On our way home, I was mournful but content that my stomach was full because I knew that come Boxing Day, I’d be out scavenging for food in the rubbish bins behind restaurants. It hurt me like a cut into my skin, to see along the way, middle class homes where people I knew were inside, warm, well fed and enjoying their Christmas Day, unaware and unconcerned that despair was all around them.
When we returned to the doss, I found my dad upstairs in our dank attic chewing on a pipe starved of tobacco and reading a book of history. He looked up from his pages and smiled at me:
“Happy Christmas, lad, sorry there weren’t much for thee and thy sister. Next year, hey son, next year…”
But there was never a next year because by the first week of 1932 my mother was forced to cast my dad adrift. She asked him to leave the attic as it was upsetting her new boyfriend. Much later on in her life, my mother spoke the way a ship wreck survivor would talk about casting off a weak crew member that was jeopardising the survival of others, when she referred to my father. “Had no choice, it was him or us.”

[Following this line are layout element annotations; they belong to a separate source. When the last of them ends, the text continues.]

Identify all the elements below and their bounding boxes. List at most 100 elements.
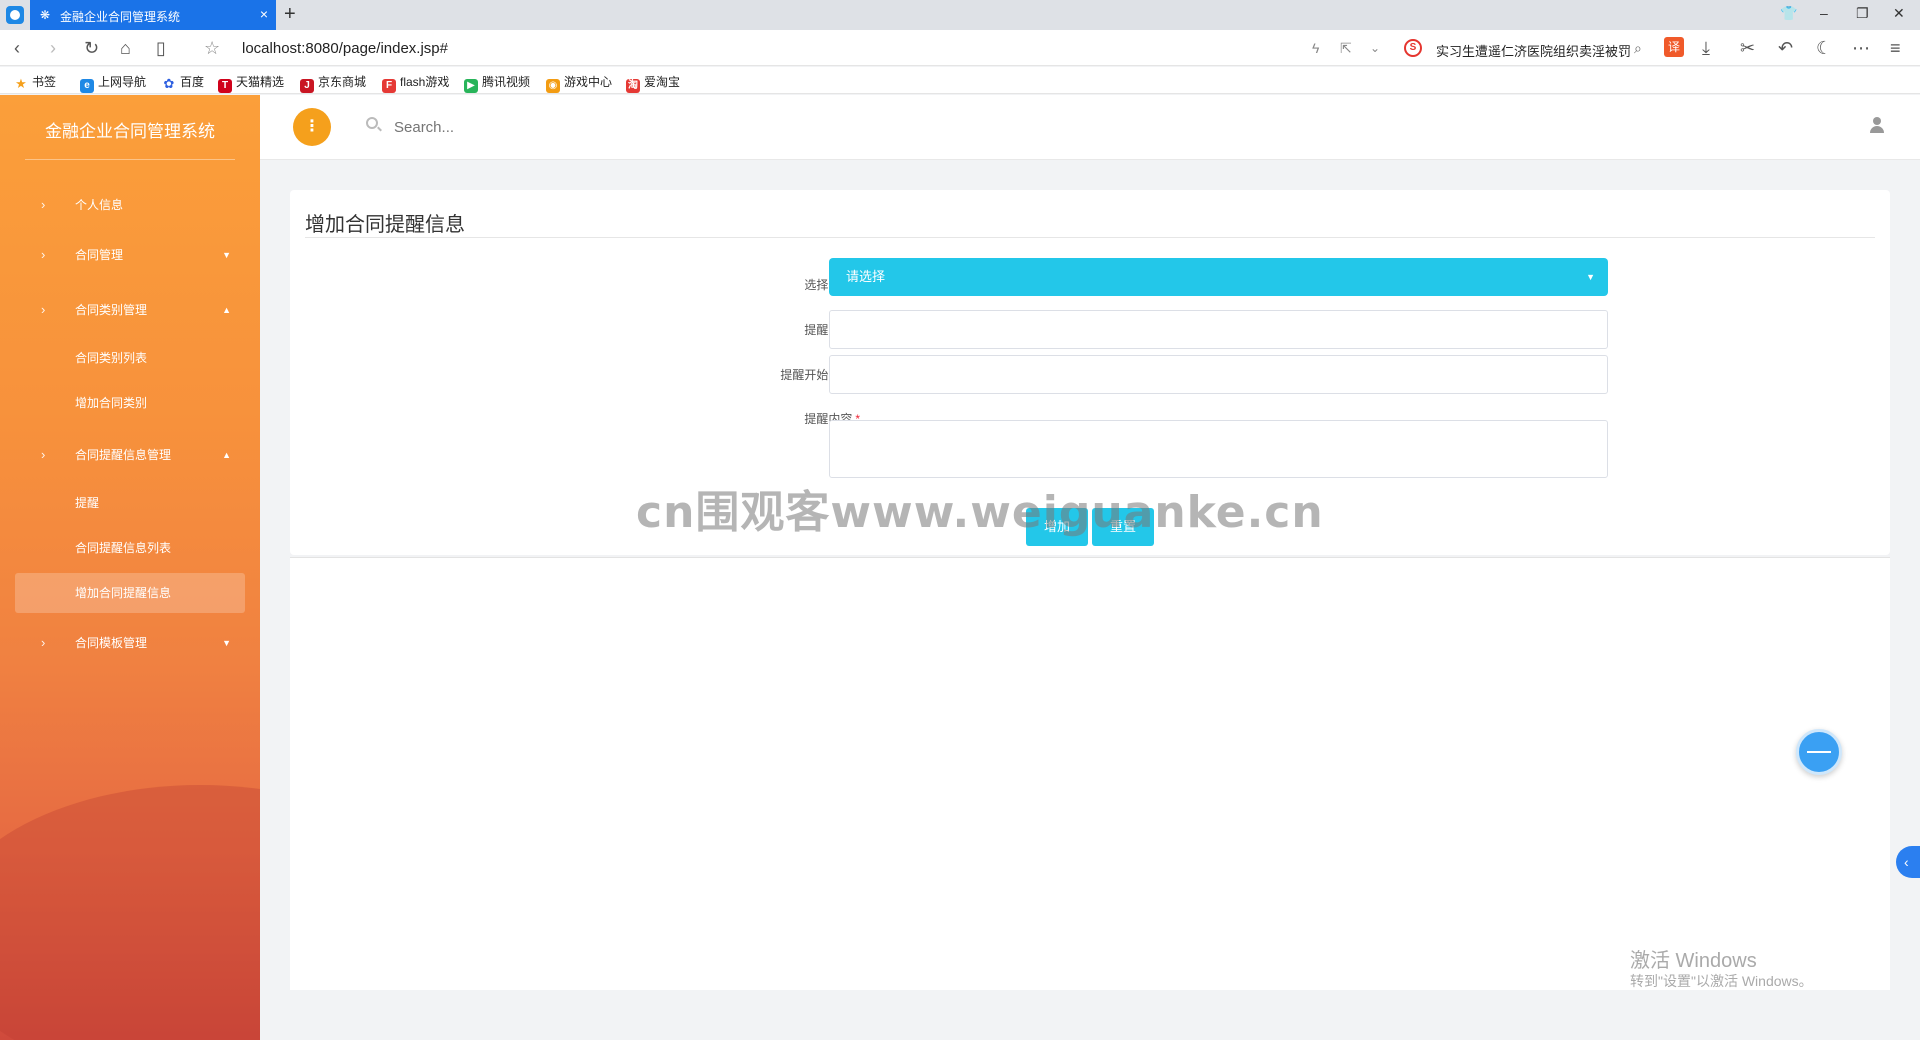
bookmark-label: 书签 [32, 75, 57, 89]
flash-icon: F [382, 79, 396, 93]
browser-logo-icon[interactable] [6, 6, 24, 24]
bookmark-label: 爱淘宝 [644, 75, 681, 89]
tencent-video-icon: ▶ [464, 79, 478, 93]
sidebar-subitem-reminder[interactable]: 提醒 [15, 483, 245, 523]
browser-tab-bar: ❋ 金融企业合同管理系统 × + 👕 – ❐ ✕ [0, 0, 1920, 30]
sogou-search-icon[interactable]: S [1404, 39, 1422, 57]
jd-icon: J [300, 79, 314, 93]
favorite-star-icon[interactable]: ☆ [204, 38, 220, 58]
reader-mode-icon[interactable]: ▯ [156, 38, 166, 58]
shirt-skin-icon[interactable]: 👕 [1780, 5, 1797, 22]
sidebar-subitem-category-list[interactable]: 合同类别列表 [15, 338, 245, 378]
user-icon-head [1873, 117, 1881, 125]
brand-divider [25, 159, 235, 160]
baidu-paw-icon: ✿ [163, 76, 175, 91]
windows-activation-subtitle: 转到"设置"以激活 Windows。 [1630, 973, 1813, 989]
chevron-right-icon: › [41, 447, 46, 462]
page-title: 增加合同提醒信息 [305, 214, 465, 236]
reload-icon[interactable]: ↻ [84, 38, 99, 58]
share-icon[interactable]: ⇱ [1340, 38, 1352, 58]
side-panel-toggle[interactable]: ‹ [1896, 846, 1920, 878]
chevron-down-icon[interactable]: ⌄ [1370, 38, 1380, 58]
menu-toggle-button[interactable]: ⋮ [293, 108, 331, 146]
sidebar-subitem-add-reminder[interactable]: 增加合同提醒信息 [15, 573, 245, 613]
tab-title: 金融企业合同管理系统 [60, 10, 181, 24]
lightning-icon[interactable]: ϟ [1312, 38, 1319, 58]
bookmark-item[interactable]: ★ 书签 [14, 73, 56, 91]
sidebar-item-label: 合同提醒信息管理 [75, 448, 172, 462]
chevron-right-icon: › [41, 247, 46, 262]
download-icon[interactable]: ⤓ [1702, 38, 1710, 58]
search-icon[interactable]: ⌕ [1634, 38, 1642, 58]
caret-up-icon: ▲ [222, 305, 231, 315]
bookmark-label: 京东商城 [318, 75, 367, 89]
back-icon[interactable]: ‹ [14, 38, 20, 58]
bookmark-label: 天猫精选 [236, 75, 285, 89]
chevron-right-icon: › [41, 197, 46, 212]
reminder-content-textarea[interactable] [829, 420, 1608, 478]
sidebar-subitem-label: 合同提醒信息列表 [75, 541, 172, 555]
app-brand[interactable]: 金融企业合同管理系统 [0, 117, 260, 142]
watermark: cn围观客www.weiguanke.cn [636, 487, 1324, 538]
reminder-name-input[interactable] [829, 310, 1608, 349]
window-close-icon[interactable]: ✕ [1893, 5, 1905, 22]
bookmark-item[interactable]: T 天猫精选 [218, 73, 284, 93]
e-icon: e [80, 79, 94, 93]
sidebar-item-label: 合同类别管理 [75, 303, 148, 317]
bookmark-item[interactable]: ▶ 腾讯视频 [464, 73, 530, 93]
bookmark-label: 上网导航 [98, 75, 147, 89]
star-icon: ★ [15, 76, 27, 91]
maximize-icon[interactable]: ❐ [1856, 5, 1869, 22]
bookmark-item[interactable]: ✿ 百度 [162, 73, 204, 91]
contract-select[interactable]: 请选择 ▼ [829, 258, 1608, 296]
bookmark-item[interactable]: Fflash游戏 [382, 73, 449, 93]
scissors-icon[interactable]: ✂ [1740, 38, 1755, 58]
bookmark-label: 百度 [180, 75, 205, 89]
search-icon [366, 117, 378, 129]
news-ticker[interactable]: 实习生遭遥仁济医院组织卖淫被罚 [1436, 41, 1630, 60]
sidebar-subitem-label: 合同类别列表 [75, 351, 148, 365]
user-icon[interactable] [1870, 117, 1884, 133]
forward-icon[interactable]: › [50, 38, 56, 58]
address-bar[interactable]: localhost:8080/page/index.jsp# [242, 40, 448, 57]
caret-down-icon: ▼ [222, 638, 231, 648]
bookmark-item[interactable]: e 上网导航 [80, 73, 146, 93]
contract-select-value: 请选择 [846, 269, 886, 284]
title-divider [305, 237, 1875, 238]
search-input[interactable] [394, 115, 694, 139]
user-icon-body [1870, 126, 1884, 133]
minimize-icon[interactable]: – [1820, 5, 1828, 21]
sidebar-subitem-reminder-list[interactable]: 合同提醒信息列表 [15, 528, 245, 568]
sidebar-subitem-label: 提醒 [75, 496, 100, 510]
sidebar-subitem-label: 增加合同类别 [75, 396, 148, 410]
new-tab-button[interactable]: + [284, 3, 296, 26]
menu-icon[interactable]: ≡ [1890, 38, 1901, 58]
game-center-icon: ◉ [546, 79, 560, 93]
sidebar-item-contract-category-management[interactable]: › 合同类别管理 ▲ [15, 290, 245, 330]
tab-close-icon[interactable]: × [260, 6, 268, 22]
more-icon[interactable]: ⋯ [1852, 38, 1870, 58]
bookmark-item[interactable]: J 京东商城 [300, 73, 366, 93]
sidebar-item-personal-info[interactable]: › 个人信息 [15, 185, 245, 225]
sidebar-item-contract-management[interactable]: › 合同管理 ▼ [15, 235, 245, 275]
floating-assistant-button[interactable] [1796, 729, 1842, 775]
caret-down-icon: ▼ [1586, 272, 1595, 282]
reminder-start-time-input[interactable] [829, 355, 1608, 394]
browser-tab[interactable]: ❋ 金融企业合同管理系统 × [30, 0, 276, 30]
translate-button[interactable]: 译 [1664, 37, 1684, 57]
night-mode-icon[interactable]: ☾ [1816, 38, 1832, 58]
sidebar: 金融企业合同管理系统 › 个人信息 › 合同管理 ▼ › 合同类别管理 ▲ 合同… [0, 95, 260, 1040]
empty-content-area [290, 557, 1890, 990]
home-icon[interactable]: ⌂ [120, 38, 131, 58]
aitaobao-icon: 淘 [626, 79, 640, 93]
sidebar-item-reminder-management[interactable]: › 合同提醒信息管理 ▲ [15, 435, 245, 475]
bookmark-label: 腾讯视频 [482, 75, 531, 89]
chevron-right-icon: › [41, 635, 46, 650]
sidebar-subitem-add-category[interactable]: 增加合同类别 [15, 383, 245, 423]
undo-icon[interactable]: ↶ [1778, 38, 1793, 58]
bookmark-item[interactable]: ◉ 游戏中心 [546, 73, 612, 93]
bookmark-item[interactable]: 淘爱淘宝 [626, 73, 680, 93]
bookmark-label: flash游戏 [400, 75, 450, 89]
tmall-icon: T [218, 79, 232, 93]
sidebar-item-template-management[interactable]: › 合同模板管理 ▼ [15, 623, 245, 663]
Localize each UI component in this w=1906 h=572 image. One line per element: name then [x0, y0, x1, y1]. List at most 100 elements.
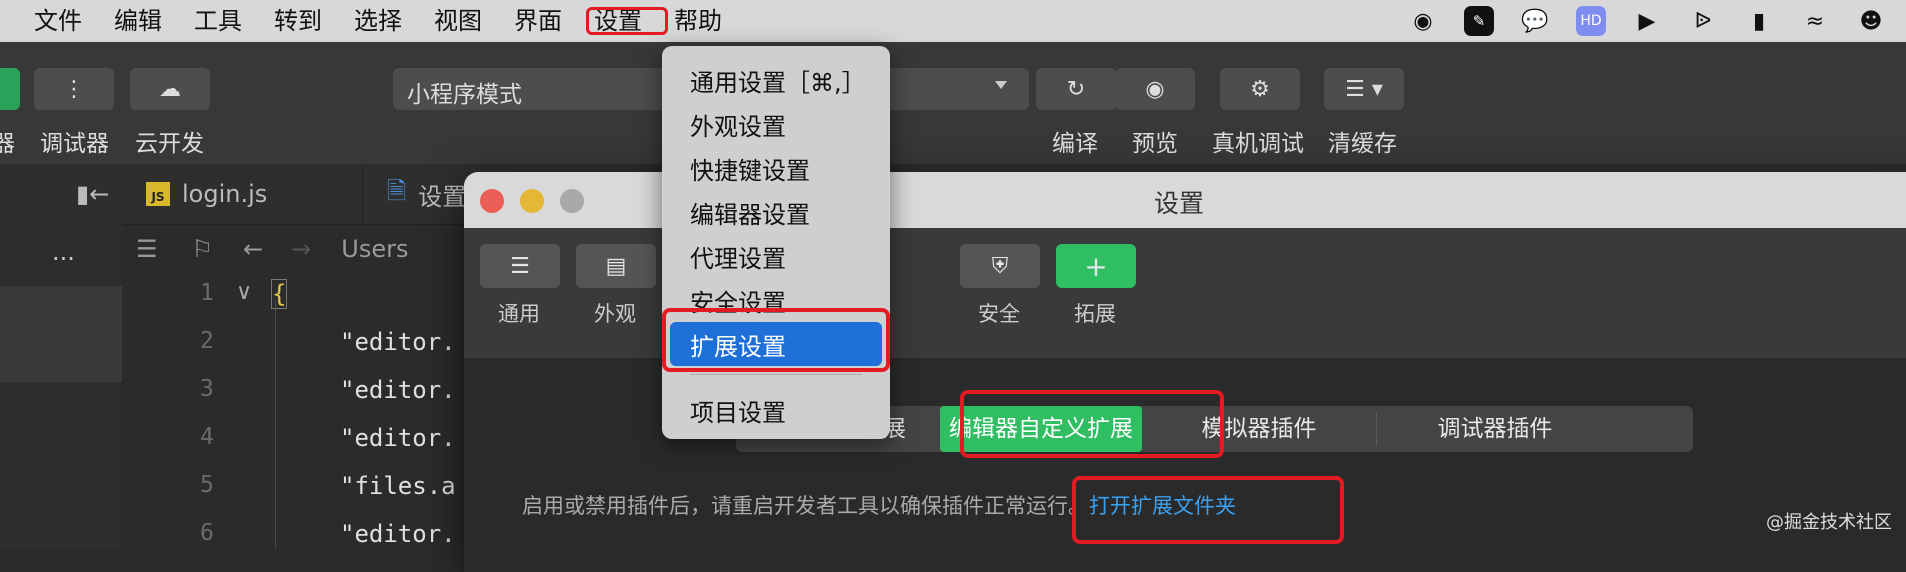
clear-cache-label: 清缓存 [1328, 131, 1397, 157]
menu-shortcut-settings-label: 快捷键设置 [690, 157, 810, 185]
menu-editor-settings-label: 编辑器设置 [690, 201, 810, 229]
category-appearance-label: 外观 [594, 302, 636, 326]
menu-help[interactable]: 帮助 [658, 0, 738, 42]
menu-file[interactable]: 文件 [18, 0, 98, 42]
breadcrumb[interactable]: Users [341, 235, 408, 263]
close-window-button[interactable] [480, 189, 504, 213]
code-line[interactable]: "editor. [340, 376, 456, 404]
debugger-icon: ⋮ [63, 76, 85, 102]
tab-settings-label: 设置 [418, 182, 467, 211]
battery-icon[interactable]: ▮ [1744, 6, 1774, 36]
cloud-button[interactable]: ☁ [130, 68, 210, 110]
forward-icon[interactable]: → [291, 235, 311, 263]
menu-appearance-settings-label: 外观设置 [690, 113, 786, 141]
extension-hint-text: 启用或禁用插件后，请重启开发者工具以确保插件正常运行。 [522, 494, 1089, 518]
line-number: 6 [200, 520, 214, 546]
settings-dropdown-menu: 通用设置［⌘,］ 外观设置 快捷键设置 编辑器设置 代理设置 安全设置 扩展设置… [662, 46, 890, 439]
minimize-window-button[interactable] [520, 189, 544, 213]
bookmark-icon[interactable]: ⚐ [192, 235, 214, 263]
hd-icon[interactable]: HD [1576, 6, 1606, 36]
bug-icon: ⚙ [1250, 76, 1270, 102]
menu-goto[interactable]: 转到 [258, 0, 338, 42]
menu-general-settings[interactable]: 通用设置［⌘,］ [662, 58, 890, 98]
back-icon[interactable]: ← [243, 235, 263, 263]
bird-icon[interactable]: ◉ [1408, 6, 1438, 36]
note-icon[interactable]: ✎ [1464, 6, 1494, 36]
code-line[interactable]: "editor. [340, 424, 456, 452]
cloud-icon: ☁ [159, 76, 181, 102]
list-icon[interactable]: ☰ [136, 235, 158, 263]
hd-label: HD [1580, 13, 1602, 29]
collapse-sidebar-icon[interactable]: ▮← [76, 164, 109, 224]
category-security[interactable]: ⛨ [960, 244, 1040, 288]
highlight-editor-custom [960, 390, 1224, 458]
highlight-open-folder [1072, 476, 1344, 544]
shield-icon: ⛨ [991, 253, 1009, 279]
menu-edit[interactable]: 编辑 [98, 0, 178, 42]
play-icon[interactable]: ▶ [1632, 6, 1662, 36]
preview-label: 预览 [1132, 131, 1178, 157]
sliders-icon: ☰ [510, 253, 530, 279]
zoom-window-button[interactable] [560, 189, 584, 213]
left-panel-selection [0, 286, 122, 382]
menu-proxy-settings-label: 代理设置 [690, 245, 786, 273]
menu-bar: 文件 编辑 工具 转到 选择 视图 界面 设置 帮助 ◉ ✎ 💬 HD ▶ ᐉ … [0, 0, 1906, 42]
clear-cache-button[interactable]: ☰ ▾ [1324, 68, 1404, 110]
user-icon[interactable]: ☻ [1856, 6, 1886, 36]
menu-project-settings[interactable]: 项目设置 [662, 388, 890, 428]
menu-editor-settings[interactable]: 编辑器设置 [662, 190, 890, 230]
layers-icon: ☰ ▾ [1345, 76, 1383, 102]
js-file-icon: JS [146, 182, 170, 206]
left-panel: ... [0, 224, 122, 548]
eye-icon: ◉ [1145, 76, 1165, 102]
segment-debugger-plugins[interactable]: 调试器插件 [1376, 406, 1614, 452]
tab-login-js[interactable]: JS login.js [146, 164, 267, 224]
menu-proxy-settings[interactable]: 代理设置 [662, 234, 890, 274]
debugger-label: 调试器 [40, 131, 109, 157]
tab-settings[interactable]: 🗎 设置 [362, 164, 466, 224]
category-extensions[interactable]: + [1056, 244, 1136, 288]
compile-button[interactable]: ↻ [1036, 68, 1116, 110]
line-number: 5 [200, 472, 214, 498]
status-icons: ◉ ✎ 💬 HD ▶ ᐉ ▮ ≈ ☻ [1408, 0, 1886, 42]
highlight-extension-settings [662, 308, 890, 372]
code-line[interactable]: "editor. [340, 328, 456, 356]
menu-general-settings-label: 通用设置［⌘,］ [690, 69, 866, 97]
code-line[interactable]: { [270, 279, 288, 309]
cloud-label: 云开发 [135, 131, 204, 157]
code-line[interactable]: "editor. [340, 520, 456, 548]
fold-icon[interactable]: ∨ [236, 280, 252, 305]
bluetooth-icon[interactable]: ᐉ [1688, 6, 1718, 36]
menu-interface[interactable]: 界面 [498, 0, 578, 42]
menu-shortcut-settings[interactable]: 快捷键设置 [662, 146, 890, 186]
wechat-icon[interactable]: 💬 [1520, 6, 1550, 36]
ide-toolbar: 器 ⋮ 调试器 ☁ 云开发 小程序模式 ↻ 编译 ◉ 预览 ⚙ 真机调试 ☰ ▾… [0, 42, 1906, 164]
category-general[interactable]: ☰ [480, 244, 560, 288]
code-line[interactable]: "files.a [340, 472, 456, 500]
debugger-button[interactable]: ⋮ [34, 68, 114, 110]
simulator-button[interactable] [0, 68, 20, 110]
line-number: 2 [200, 328, 214, 354]
line-number: 4 [200, 424, 214, 450]
category-security-label: 安全 [978, 302, 1020, 326]
category-general-label: 通用 [498, 302, 540, 326]
watermark: @掘金技术社区 [1766, 512, 1892, 533]
plus-icon: + [1084, 249, 1108, 283]
indent-guide [275, 300, 276, 548]
device-debug-label: 真机调试 [1212, 131, 1304, 157]
simulator-label: 器 [0, 131, 15, 157]
compile-label: 编译 [1052, 131, 1098, 157]
chevron-down-icon [995, 81, 1007, 89]
menu-tools[interactable]: 工具 [178, 0, 258, 42]
wifi-icon[interactable]: ≈ [1800, 6, 1830, 36]
tab-login-js-label: login.js [182, 180, 268, 208]
menu-select[interactable]: 选择 [338, 0, 418, 42]
more-icon[interactable]: ... [52, 238, 75, 266]
category-appearance[interactable]: ▤ [576, 244, 656, 288]
menu-settings[interactable]: 设置 [578, 0, 668, 42]
preview-button[interactable]: ◉ [1115, 68, 1195, 110]
menu-view[interactable]: 视图 [418, 0, 498, 42]
device-debug-button[interactable]: ⚙ [1220, 68, 1300, 110]
menu-separator [690, 374, 862, 375]
menu-appearance-settings[interactable]: 外观设置 [662, 102, 890, 142]
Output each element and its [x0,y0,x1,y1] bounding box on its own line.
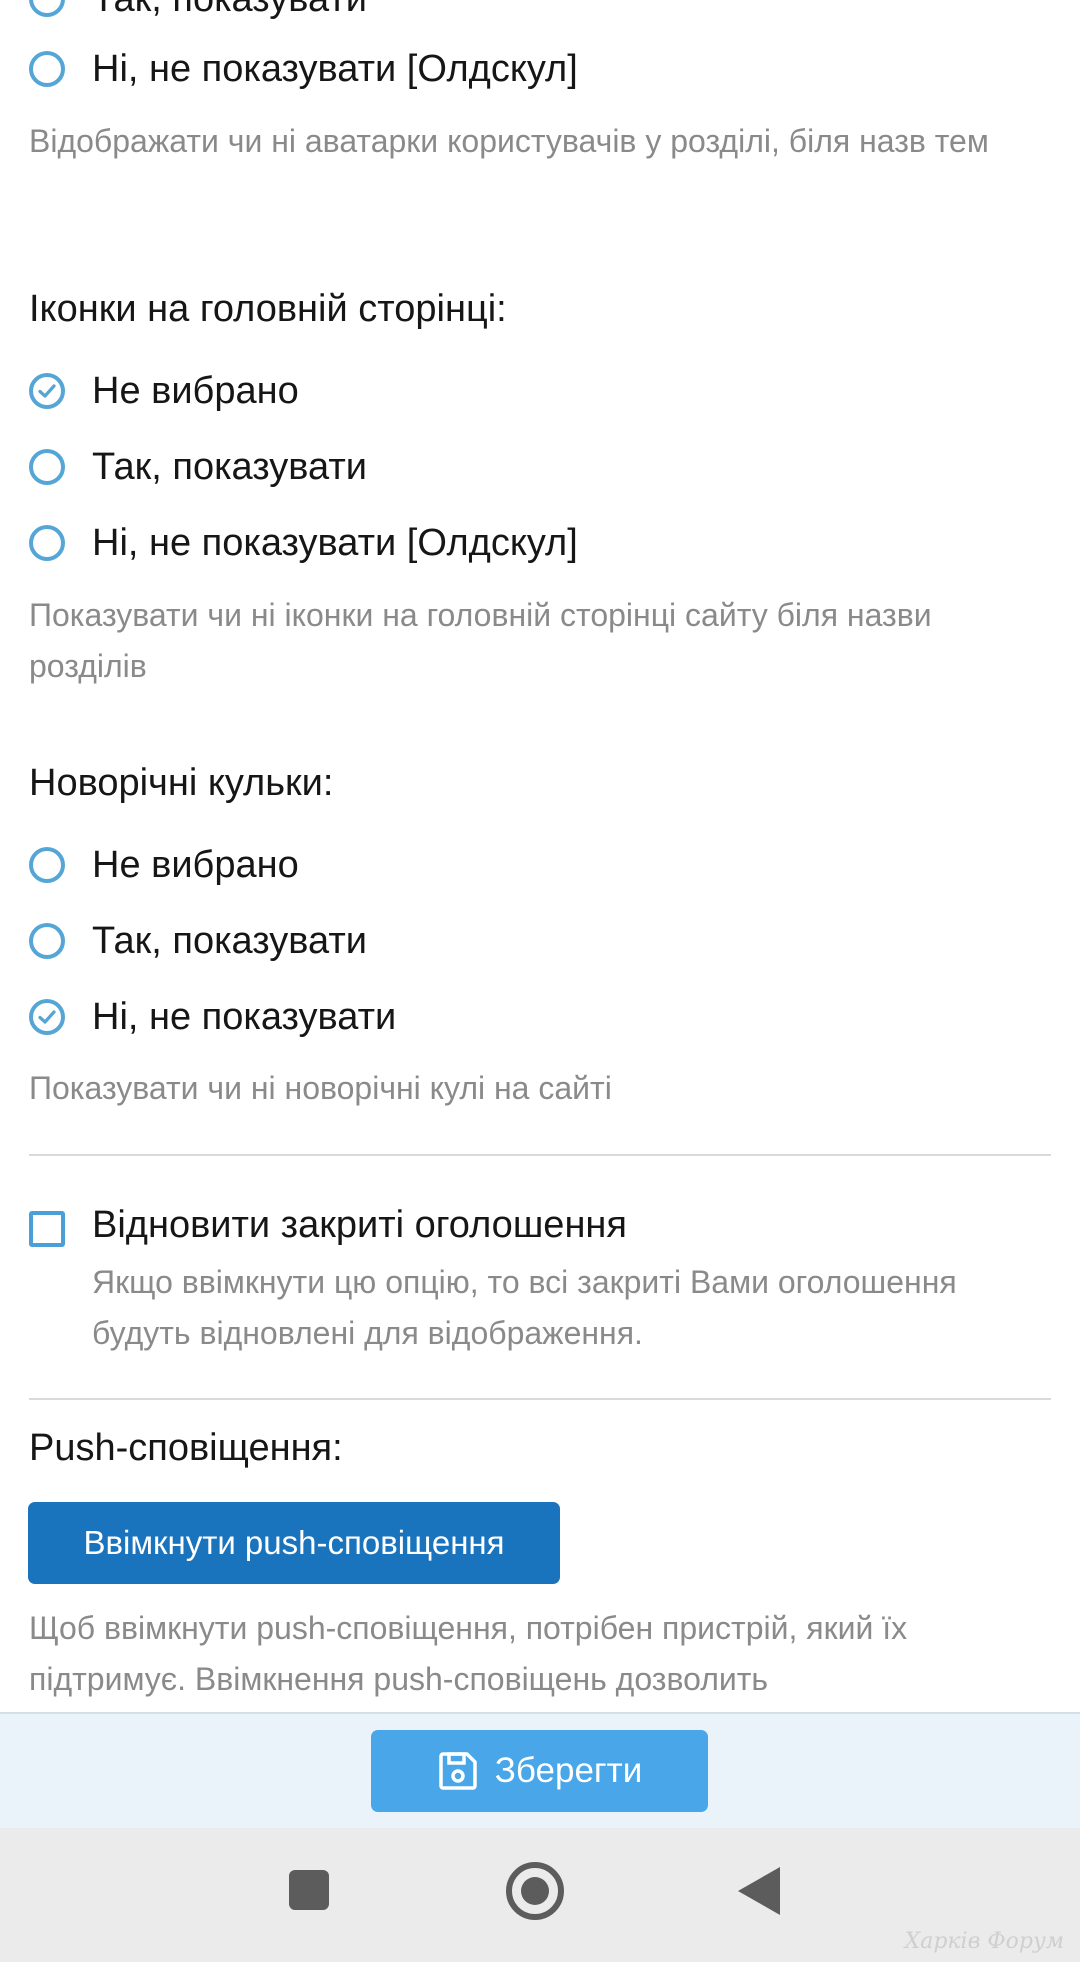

Dad left us when I was eight years old and I never saw him alive again. Some years later, my dad died and he was buried in a paupers pit in Scholemoor Cemetery. His bones lie with thousands of other victims of the Great Depression who were too poor to afford their own funeral and headstone. I am 93 now but to this day I think about his last gift to me because it wasn’t the penny sweets. No. it was the hope that next year will always be brighter than the last and love can triumph over all impediments.